Benham, M. (2002). Bringing out the stories: Lessons about engagement. Journal of the American Indian Education, 41(2, 2002).
What is Sacred:
Maenette Benham, a native Hawaiian scholar is the editor of this special edition and she also writes the introduction. For some unknown reason, that is all I have is the introduction but I need to read every day, so sometimes I grab things not realizing it is a partial something. The object of this exercise, though, is to make do with what comes before me so here goes. . .
The introduction explains the outline of their project to collect stories from different "tribal colleges" and weave those stories into stories about engagement of Indigenous students in higher education. I only quote tribal college because BYU Hawaiʻi is one of the colleges they are sharing stories about, and you know, we Hawaiians are not tribes which makes it difficult to have conversations around money with other native peoples. Anyway, nothing to do with the introduction. What it does is confirm my belief, based on observation, gut, and Edward Said, that storytelling is a way to share research data.

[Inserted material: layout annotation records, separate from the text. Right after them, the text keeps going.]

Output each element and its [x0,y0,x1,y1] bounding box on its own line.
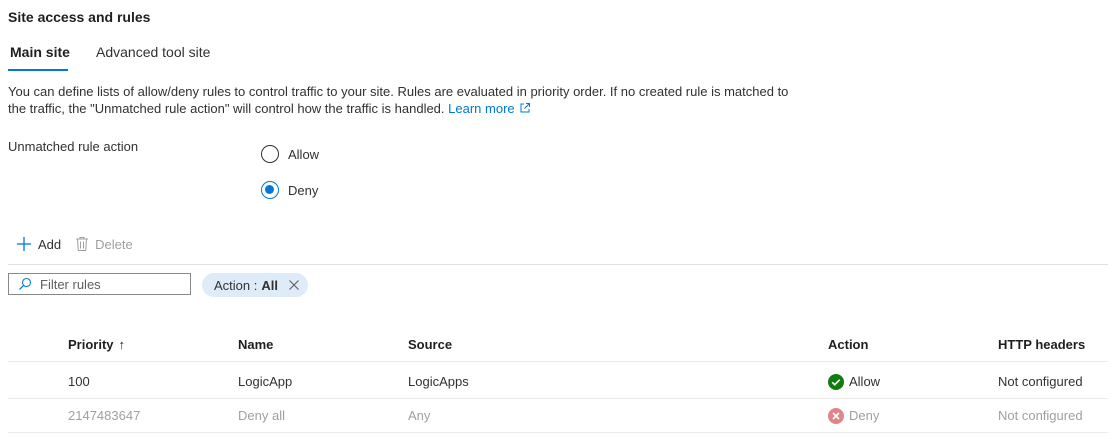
tab-advanced-tool-site[interactable]: Advanced tool site [96,44,210,60]
tab-main-site[interactable]: Main site [10,44,70,60]
table-row[interactable]: 2147483647 Deny all Any Deny Not configu… [8,399,1108,433]
cell-name: LogicApp [238,374,293,389]
column-header-action[interactable]: Action [828,327,868,361]
learn-more-link[interactable]: Learn more [448,101,530,116]
action-filter-key: Action : [214,277,258,293]
radio-deny-circle[interactable] [261,181,279,199]
add-button[interactable]: Add [16,236,61,252]
trash-icon [76,237,89,251]
delete-button[interactable]: Delete [75,236,133,252]
cell-action-label: Deny [849,408,880,423]
command-bar: Add Delete [8,233,147,255]
sort-ascending-icon: ↑ [118,336,126,352]
cell-source: LogicApps [408,374,469,389]
radio-allow-circle[interactable] [261,145,279,163]
add-button-label: Add [38,236,62,252]
table-header-row: Priority ↑ Name Source Action HTTP header… [8,327,1108,362]
cell-action: Allow [828,365,880,398]
search-icon [19,277,32,290]
cell-source: Any [408,408,431,423]
filter-box[interactable] [8,273,191,295]
plus-icon [17,237,31,251]
delete-button-label: Delete [95,236,133,252]
column-header-source[interactable]: Source [408,327,452,361]
check-circle-icon [828,373,844,390]
action-filter-pill[interactable]: Action : All [202,273,308,297]
error-circle-icon [828,407,844,424]
radio-allow[interactable]: Allow [261,145,319,163]
radio-allow-label: Allow [288,146,320,162]
cell-action-label: Allow [849,374,881,389]
column-header-priority[interactable]: Priority ↑ [68,327,125,361]
column-header-http-headers[interactable]: HTTP headers [998,327,1085,361]
radio-deny[interactable]: Deny [261,181,318,199]
description: You can define lists of allow/deny rules… [8,83,808,117]
radio-deny-label: Deny [288,182,319,198]
rules-table: Priority ↑ Name Source Action HTTP header… [8,330,1108,433]
unmatched-rule-action-label: Unmatched rule action [8,139,139,154]
cell-name: Deny all [238,408,285,423]
filter-rules-input[interactable] [40,276,180,292]
action-filter-value: All [261,277,278,293]
radio-selected-dot [265,185,274,194]
column-header-name[interactable]: Name [238,327,273,361]
cell-action: Deny [828,399,879,432]
external-link-icon [520,103,530,113]
cell-priority: 100 [68,374,90,389]
cell-http-headers: Not configured [998,374,1083,389]
cell-http-headers: Not configured [998,408,1083,423]
close-icon[interactable] [288,279,300,291]
table-row[interactable]: 100 LogicApp LogicApps Allow Not configu… [8,365,1108,399]
description-text: You can define lists of allow/deny rules… [8,84,789,116]
toolbar-divider [8,264,1108,265]
section-title: Site access and rules [8,9,151,25]
cell-priority: 2147483647 [68,408,141,423]
active-tab-indicator [8,69,68,71]
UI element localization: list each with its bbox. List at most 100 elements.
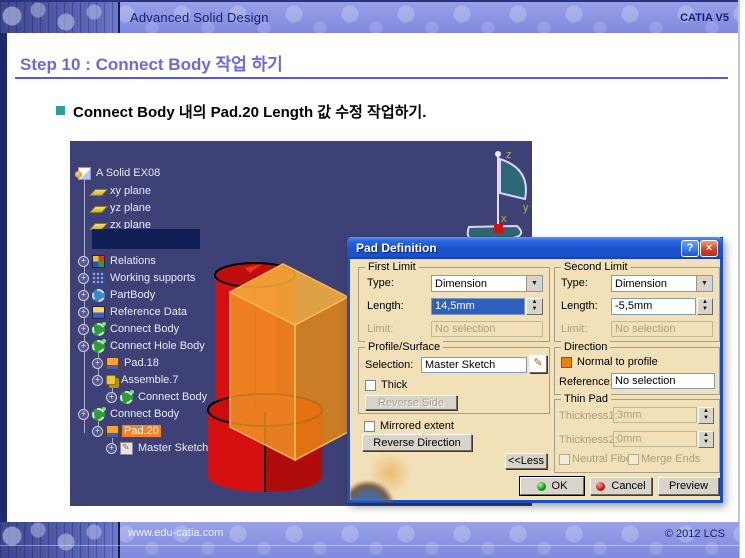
tree-item-label: Working supports	[110, 272, 196, 284]
dialog-titlebar[interactable]: Pad Definition ? ×	[347, 237, 723, 259]
first-length-input[interactable]: 14,5mm	[431, 298, 525, 315]
reverse-side-button: Reverse Side	[365, 395, 457, 410]
cancel-label: Cancel	[611, 480, 646, 492]
body-icon	[120, 389, 134, 404]
thick-checkbox[interactable]	[365, 380, 376, 391]
preview-button[interactable]: Preview	[658, 477, 719, 495]
body-icon	[92, 338, 106, 353]
mirrored-extent-label: Mirrored extent	[380, 420, 454, 432]
type-label: Type:	[367, 277, 394, 289]
chevron-down-icon[interactable]: ▼	[526, 276, 542, 291]
normal-to-profile-checkbox[interactable]	[561, 357, 572, 368]
partbody-icon	[92, 288, 105, 302]
compass-sail	[499, 157, 527, 201]
expand-icon[interactable]: +	[78, 323, 89, 335]
expand-icon[interactable]: +	[92, 425, 103, 437]
second-length-input[interactable]: -5,5mm	[611, 298, 696, 315]
normal-to-profile-label: Normal to profile	[577, 356, 658, 368]
bullet-line: Connect Body 내의 Pad.20 Length 값 수정 작업하기.	[56, 101, 426, 122]
first-limit-group: First Limit Type: Dimension ▼ Length: 14…	[358, 261, 550, 342]
tree-item-pad-18[interactable]: + Pad.18	[92, 355, 161, 371]
help-icon[interactable]: ?	[681, 240, 699, 257]
expand-icon[interactable]: +	[78, 306, 89, 318]
reference-input[interactable]: No selection	[611, 373, 715, 389]
first-length-spinner[interactable]: ▲ ▼	[526, 298, 543, 315]
assemble-icon	[106, 375, 116, 385]
tree-item-partbody[interactable]: + PartBody	[78, 287, 157, 303]
selection-label: Selection:	[365, 359, 414, 371]
length-label: Length:	[561, 300, 598, 312]
tree-item-assemble-7[interactable]: + Assemble.7	[92, 372, 180, 388]
pad-icon	[106, 356, 119, 370]
course-title: Advanced Solid Design	[130, 10, 269, 25]
neutral-fiber-checkbox	[559, 454, 570, 465]
second-limit-legend: Second Limit	[561, 261, 631, 273]
second-limit-group: Second Limit Type: Dimension ▼ Length: -…	[554, 261, 720, 342]
header-bar: Advanced Solid Design CATIA V5	[0, 0, 739, 33]
expand-icon[interactable]: +	[92, 357, 103, 369]
compass[interactable]: z y x	[453, 145, 532, 245]
compass-y-label: y	[523, 202, 529, 214]
profile-surface-legend: Profile/Surface	[365, 341, 444, 353]
limit-label: Limit:	[561, 323, 588, 335]
thin-pad-group: Thin Pad Thickness1: 3mm ▲ ▼ Thickness2: …	[554, 393, 720, 473]
merge-ends-label: Merge Ends	[641, 453, 701, 465]
compass-top-dot	[495, 151, 501, 157]
less-button[interactable]: <<Less	[505, 453, 547, 469]
second-length-spinner[interactable]: ▲ ▼	[697, 298, 713, 315]
cancel-button[interactable]: Cancel	[590, 477, 652, 495]
thick-label: Thick	[381, 379, 408, 391]
thickness1-label: Thickness1:	[559, 410, 618, 422]
sketch-selector-icon[interactable]: ✎	[529, 355, 547, 373]
relations-icon	[92, 254, 105, 268]
sketch-icon	[120, 441, 133, 455]
tree-item-label: Pad.18	[124, 357, 159, 369]
tree-item-reference-data[interactable]: + Reference Data	[78, 304, 189, 320]
thickness2-label: Thickness2:	[559, 434, 618, 446]
mirrored-extent-checkbox[interactable]	[364, 421, 375, 432]
footer-decoration	[0, 522, 118, 558]
header-divider	[118, 2, 120, 33]
profile-surface-group: Profile/Surface Selection: Master Sketch…	[358, 341, 550, 414]
tree-item-connect-body[interactable]: + Connect Body	[78, 406, 181, 422]
dialog-title: Pad Definition	[356, 241, 437, 255]
chevron-down-icon[interactable]: ▼	[696, 276, 712, 291]
tree-item-label: Connect Body	[110, 408, 180, 420]
expand-icon[interactable]: +	[106, 442, 117, 454]
tree-item-working-supports[interactable]: + Working supports	[78, 270, 197, 286]
bullet-text: Connect Body 내의 Pad.20 Length 값 수정 작업하기.	[73, 104, 427, 121]
tree-item-yz-plane[interactable]: yz plane	[88, 200, 153, 216]
tree-item-relations[interactable]: + Relations	[78, 253, 158, 269]
merge-ends-checkbox	[628, 454, 639, 465]
expand-icon[interactable]: +	[78, 289, 89, 301]
tree-item-redacted[interactable]	[92, 229, 200, 249]
catia-brand-label: CATIA V5	[680, 12, 729, 24]
header-decoration	[0, 2, 118, 33]
expand-icon[interactable]: +	[78, 255, 89, 267]
type-label: Type:	[561, 277, 588, 289]
tree-item-a-solid-ex08[interactable]: A Solid EX08	[75, 165, 162, 181]
tree-item-xy-plane[interactable]: xy plane	[88, 183, 153, 199]
footer-bar: www.edu-catia.com © 2012 LCS	[0, 522, 739, 558]
second-type-dropdown[interactable]: Dimension ▼	[611, 275, 713, 292]
limit-label: Limit:	[367, 323, 394, 335]
thickness2-input: 0mm	[613, 431, 697, 447]
footer-divider	[118, 522, 120, 558]
ok-button[interactable]: OK	[519, 476, 585, 496]
reverse-direction-button[interactable]: Reverse Direction	[362, 434, 472, 451]
first-type-dropdown[interactable]: Dimension ▼	[431, 275, 543, 292]
expand-icon[interactable]: +	[78, 272, 89, 284]
expand-icon[interactable]: +	[78, 340, 89, 352]
pad-preview-box[interactable]	[228, 263, 350, 462]
expand-icon[interactable]: +	[78, 408, 89, 420]
tree-item-connect-body[interactable]: + Connect Body	[78, 321, 181, 337]
expand-icon[interactable]: +	[92, 374, 103, 386]
selection-input[interactable]: Master Sketch	[421, 357, 527, 373]
ok-status-icon	[536, 481, 546, 491]
second-limit-input: No selection	[611, 321, 713, 337]
close-icon[interactable]: ×	[700, 240, 718, 257]
right-border	[738, 0, 740, 558]
tree-item-pad-20[interactable]: + Pad.20	[92, 423, 161, 439]
compass-anchor[interactable]	[494, 224, 503, 233]
expand-icon[interactable]: +	[106, 391, 117, 403]
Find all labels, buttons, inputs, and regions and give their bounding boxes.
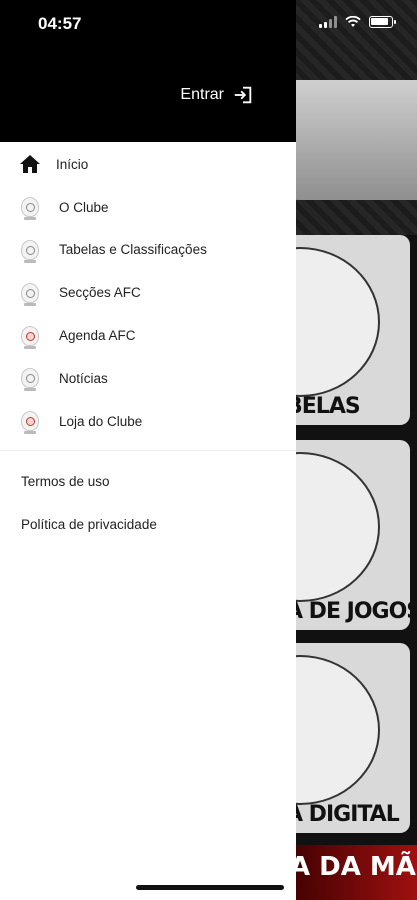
card-label: BELAS bbox=[286, 394, 361, 419]
menu-item-loja[interactable]: Loja do Clube bbox=[0, 400, 296, 443]
menu-divider bbox=[0, 450, 296, 451]
background-card-agenda[interactable]: A DE JOGOS bbox=[280, 440, 410, 630]
login-icon bbox=[234, 86, 252, 104]
menu-item-inicio[interactable]: Início bbox=[0, 143, 296, 186]
navigation-drawer: Entrar Início O Clube Tabelas e Classifi… bbox=[0, 0, 296, 900]
background-bottom-text: A DA MÃO bbox=[290, 852, 417, 882]
menu-item-seccoes[interactable]: Secções AFC bbox=[0, 271, 296, 314]
terms-of-use-link[interactable]: Termos de uso bbox=[0, 460, 296, 503]
background-card-shop[interactable]: A DIGITAL bbox=[280, 643, 410, 833]
battery-icon bbox=[369, 16, 396, 28]
card-label: A DE JOGOS bbox=[286, 599, 410, 624]
home-icon bbox=[20, 154, 40, 174]
status-time: 04:57 bbox=[38, 14, 82, 33]
menu-item-label: Loja do Clube bbox=[59, 413, 143, 429]
card-label: A DIGITAL bbox=[286, 802, 400, 827]
signal-icon bbox=[319, 16, 337, 28]
login-label: Entrar bbox=[180, 86, 224, 103]
privacy-policy-link[interactable]: Política de privacidade bbox=[0, 503, 296, 546]
menu-item-label: Notícias bbox=[59, 370, 108, 386]
menu-item-label: Início bbox=[56, 156, 89, 172]
club-crest-icon bbox=[20, 368, 40, 392]
menu-item-o-clube[interactable]: O Clube bbox=[0, 186, 296, 229]
menu-item-label: O Clube bbox=[59, 199, 109, 215]
menu-item-tabelas[interactable]: Tabelas e Classificações bbox=[0, 229, 296, 272]
club-crest-icon bbox=[20, 282, 40, 306]
legal-links: Termos de uso Política de privacidade bbox=[0, 460, 296, 546]
menu-item-label: Agenda AFC bbox=[59, 328, 136, 344]
club-crest-icon bbox=[20, 239, 40, 263]
background-card-tables[interactable]: BELAS bbox=[280, 235, 410, 425]
club-crest-icon bbox=[20, 411, 40, 435]
menu-item-noticias[interactable]: Notícias bbox=[0, 357, 296, 400]
home-indicator[interactable] bbox=[136, 885, 284, 890]
menu-item-label: Secções AFC bbox=[59, 285, 141, 301]
menu-item-label: Tabelas e Classificações bbox=[59, 242, 207, 258]
menu-item-agenda[interactable]: Agenda AFC bbox=[0, 314, 296, 357]
login-button[interactable]: Entrar bbox=[180, 84, 254, 106]
club-crest-icon bbox=[20, 197, 40, 221]
status-bar: 04:57 bbox=[0, 0, 417, 50]
club-crest-icon bbox=[20, 325, 40, 349]
drawer-menu: Início O Clube Tabelas e Classificações … bbox=[0, 143, 296, 443]
status-icons bbox=[319, 16, 396, 28]
wifi-icon bbox=[345, 16, 361, 27]
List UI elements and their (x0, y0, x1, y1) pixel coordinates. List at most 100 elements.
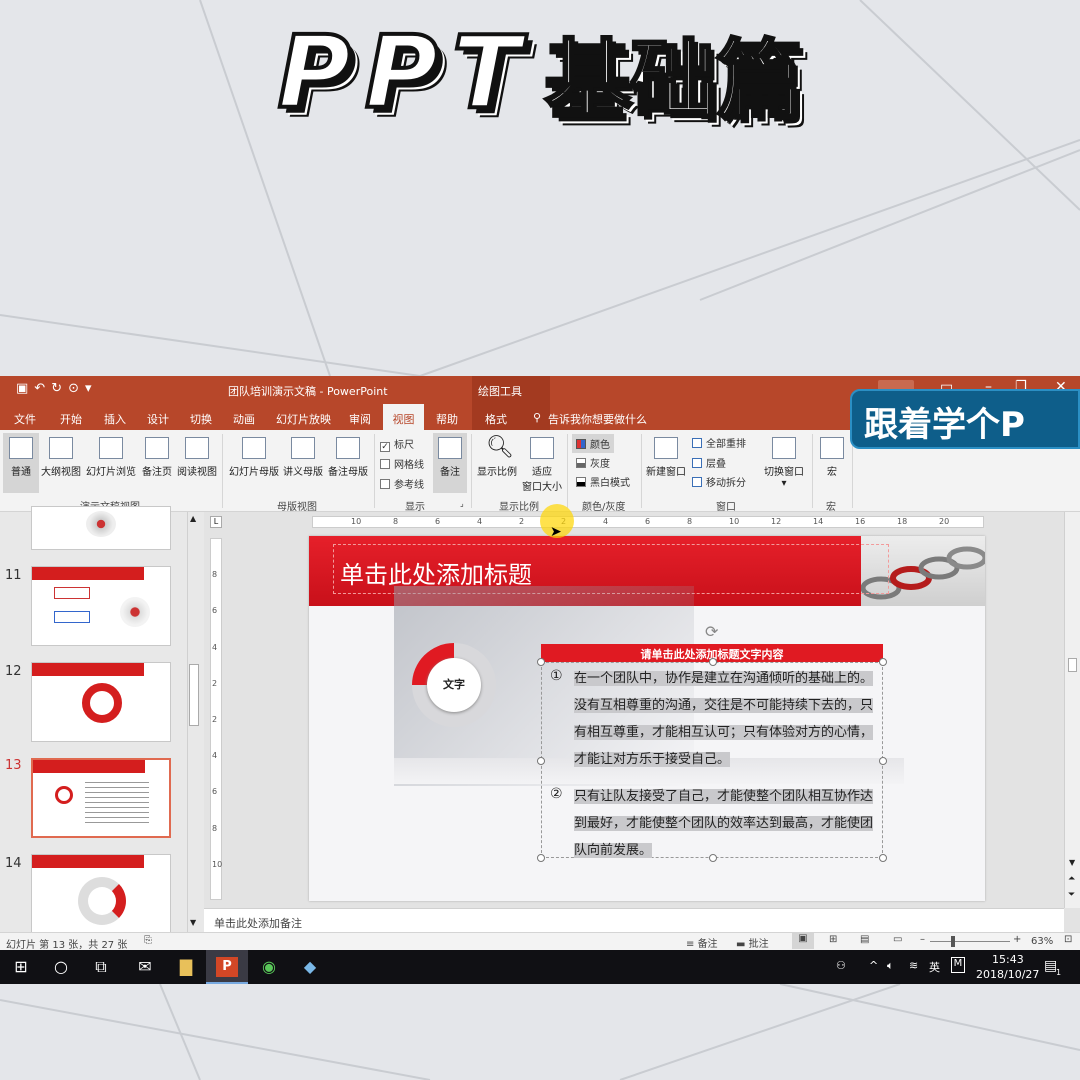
normal-view-button[interactable]: 普通 (3, 433, 39, 493)
scrollbar-thumb[interactable] (189, 664, 199, 726)
fit-to-window-button[interactable]: 适应 窗口大小 (520, 437, 564, 493)
dialog-launcher-icon[interactable]: ⌟ (460, 499, 464, 508)
zoom-slider[interactable] (930, 941, 1010, 942)
ruler-checkbox[interactable]: ✓ 标尺 (380, 436, 414, 452)
tab-animations[interactable]: 动画 (233, 411, 255, 427)
notification-count: 1 (1056, 968, 1062, 977)
app-icon-blue[interactable]: ◆ (299, 956, 321, 978)
tab-home[interactable]: 开始 (60, 411, 82, 427)
tab-view[interactable]: 视图 (383, 404, 424, 430)
vertical-ruler[interactable]: 8 6 4 2 2 4 6 8 10 (210, 538, 222, 900)
thumbnail-scrollbar[interactable]: ▲ ▼ (187, 512, 200, 932)
handout-master-button[interactable]: 讲义母版 (281, 437, 325, 478)
input-language[interactable]: 英 (929, 959, 940, 975)
scrollbar-thumb[interactable] (1068, 658, 1077, 672)
customize-qat-icon[interactable]: ▾ (85, 381, 98, 396)
outline-view-button[interactable]: 大纲视图 (40, 437, 82, 478)
move-split-button[interactable]: 移动拆分 (692, 474, 746, 489)
slideshow-status-icon[interactable]: ▭ (893, 934, 902, 945)
resize-handle[interactable] (879, 658, 887, 666)
powerpoint-taskbar-button[interactable]: P (206, 950, 248, 984)
resize-handle[interactable] (537, 658, 545, 666)
slide-thumbnail-14[interactable] (31, 854, 171, 934)
slide-thumbnail-10[interactable] (31, 506, 171, 550)
tab-help[interactable]: 帮助 (436, 411, 458, 427)
tab-transitions[interactable]: 切换 (190, 411, 212, 427)
windows-start-icon[interactable]: ⊞ (10, 956, 32, 978)
mail-icon[interactable]: ✉ (134, 956, 156, 978)
comments-status-button[interactable]: ▬ 批注 (736, 935, 769, 950)
notes-master-button[interactable]: 备注母版 (325, 437, 371, 478)
zoom-button[interactable]: 🔍︎ 显示比例 (474, 435, 520, 478)
task-view-icon[interactable]: ⧉ (90, 956, 112, 978)
horizontal-ruler[interactable]: 1086422468101214161820 (312, 516, 984, 528)
slide-canvas[interactable]: 单击此处添加标题 文字 ⟳ 请单击此处添加标题文字内容 ① 在一个团队中，协作是… (309, 536, 985, 901)
tab-insert[interactable]: 插入 (104, 411, 126, 427)
redo-icon[interactable]: ↻ (51, 381, 68, 396)
resize-handle[interactable] (879, 854, 887, 862)
slide-thumbnail-13[interactable] (31, 758, 171, 838)
save-icon[interactable]: ▣ (16, 381, 34, 396)
switch-window-button[interactable]: 切换窗口 ▾ (760, 437, 808, 489)
zoom-out-icon[interactable]: – (920, 934, 925, 945)
next-slide-icon[interactable]: ⏷ (1068, 890, 1075, 900)
tab-file[interactable]: 文件 (14, 411, 36, 427)
notes-pane[interactable]: 单击此处添加备注 (204, 908, 1064, 932)
tab-selector[interactable]: L (210, 516, 222, 528)
rotate-handle-icon[interactable]: ⟳ (705, 622, 718, 641)
normal-view-status-icon[interactable]: ▣ (792, 933, 814, 949)
clock-time[interactable]: 15:43 (992, 953, 1024, 966)
reading-view-status-icon[interactable]: ▤ (860, 934, 869, 945)
scroll-up-icon[interactable]: ▲ (190, 514, 196, 523)
fit-slide-icon[interactable]: ⊡ (1064, 934, 1072, 945)
clock-date[interactable]: 2018/10/27 (976, 968, 1039, 981)
spelling-icon[interactable]: ⎘ (144, 935, 152, 946)
undo-icon[interactable]: ↶ (34, 381, 51, 396)
content-textbox[interactable]: ① 在一个团队中，协作是建立在沟通倾听的基础上的。没有互相尊重的沟通，交往是不可… (537, 658, 887, 862)
resize-handle[interactable] (709, 854, 717, 862)
resize-handle[interactable] (879, 757, 887, 765)
scroll-down-icon[interactable]: ▼ (190, 918, 196, 927)
tab-slideshow[interactable]: 幻灯片放映 (276, 411, 331, 427)
slide-master-button[interactable]: 幻灯片母版 (227, 437, 281, 478)
notes-page-button[interactable]: 备注页 (139, 437, 175, 478)
resize-handle[interactable] (709, 658, 717, 666)
tab-review[interactable]: 审阅 (349, 411, 371, 427)
resize-handle[interactable] (537, 757, 545, 765)
new-window-button[interactable]: 新建窗口 (644, 437, 688, 478)
previous-slide-icon[interactable]: ⏶ (1068, 874, 1075, 884)
color-mode-button[interactable]: 颜色 (572, 434, 614, 453)
tab-design[interactable]: 设计 (147, 411, 169, 427)
notes-toggle-button[interactable]: 备注 (433, 433, 467, 493)
zoom-in-icon[interactable]: + (1013, 934, 1021, 945)
cascade-button[interactable]: 层叠 (692, 455, 726, 470)
app-icon-green[interactable]: ◉ (258, 956, 280, 978)
gridlines-checkbox[interactable]: 网格线 (380, 456, 424, 471)
grayscale-mode-button[interactable]: 灰度 (576, 455, 610, 470)
slide-sorter-button[interactable]: 幻灯片浏览 (84, 437, 138, 478)
slide-thumbnail-11[interactable] (31, 566, 171, 646)
zoom-slider-thumb[interactable] (951, 936, 955, 947)
editor-scrollbar[interactable]: ▼ ⏶ ⏷ (1064, 512, 1080, 908)
ime-mode-icon[interactable]: M (951, 957, 965, 973)
notes-status-button[interactable]: ≡ 备注 (686, 935, 718, 950)
guides-checkbox[interactable]: 参考线 (380, 476, 424, 491)
volume-icon[interactable]: 🔈︎ (887, 959, 894, 973)
resize-handle[interactable] (537, 854, 545, 862)
item-number: ① (550, 668, 563, 684)
zoom-level[interactable]: 63% (1031, 936, 1053, 947)
scroll-down-icon[interactable]: ▼ (1069, 858, 1075, 867)
network-icon[interactable]: ≋ (909, 959, 918, 972)
arrange-all-button[interactable]: 全部重排 (692, 435, 746, 450)
reading-view-button[interactable]: 阅读视图 (175, 437, 219, 478)
macros-button[interactable]: 宏 (816, 437, 848, 478)
search-circle-icon[interactable]: ○ (50, 956, 72, 978)
black-white-mode-button[interactable]: 黑白模式 (576, 474, 630, 489)
slide-thumbnail-12[interactable] (31, 662, 171, 742)
sorter-view-status-icon[interactable]: ⊞ (829, 934, 837, 945)
tray-expand-icon[interactable]: ^ (869, 959, 878, 972)
file-explorer-icon[interactable]: ▇ (175, 956, 197, 978)
people-icon[interactable]: ⚇ (836, 959, 846, 972)
present-icon[interactable]: ⊙ (68, 381, 85, 396)
tell-me-search[interactable]: 告诉我你想要做什么 (548, 411, 647, 427)
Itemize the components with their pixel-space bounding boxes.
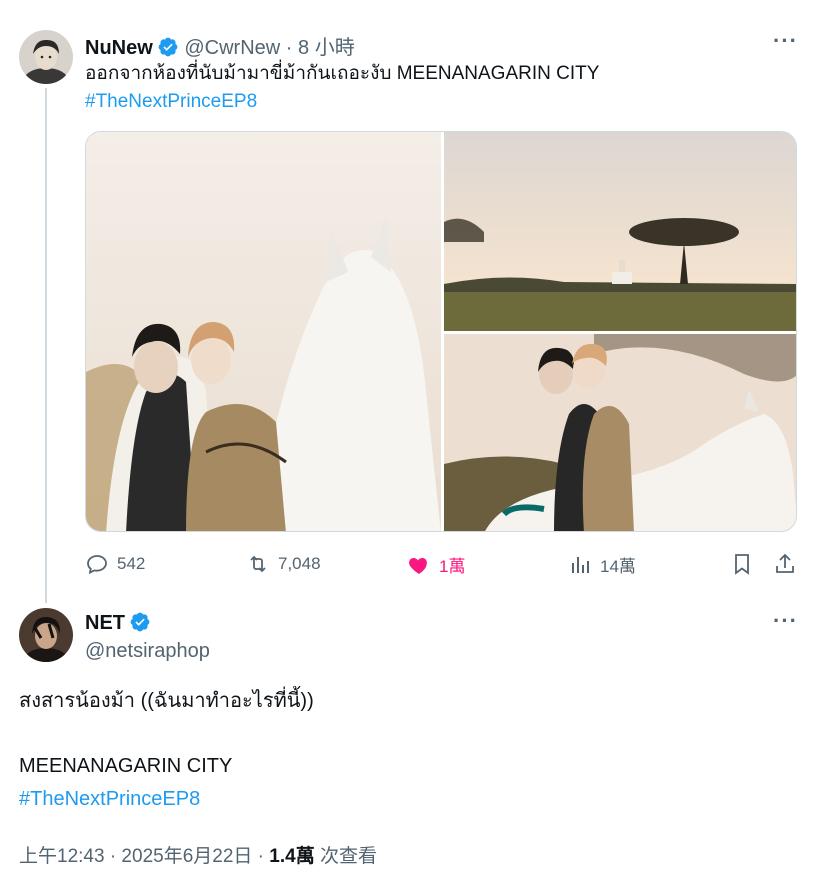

The process of storymaking requires the collection and analysis of data, and framing these data in a way that best present the work of a community of people.They did not have space to share their method, but they shared the outline that each college used to do their own "storymaking." Each of the main 4 sections also had prompts or questions attached.
- The initiative
- The partnerships
- The leadership: wisdom of practice
- So what can we learn?
I really like the last two main sections mainly because some of the mana wahine are writing a chapter about the empowerment from our dissertation in practice. We each will do a few pages which means I have to write a short, short story or a vignette so I needed an outline (due on May 14). One of the mana wahine already did her outline and I am just not an outline kind of girl, so the prompts in this article give me more outwardly recognizable structure.
3.the leadership - c. - If you can, talk about how leadership processes are supporting the following values: . . .(4) empowerment matters
4. so what. . .a. About how to make the learning experience valuable; b. About how native ways of knowing can drive learning and teaching, determine methods of problem-solving and decision-making, and at the same time be inclusive of diverse ways of knowing.
This does not write my outline for me, but I think this is the path, or rather this WILL be the path, I just have to trust that.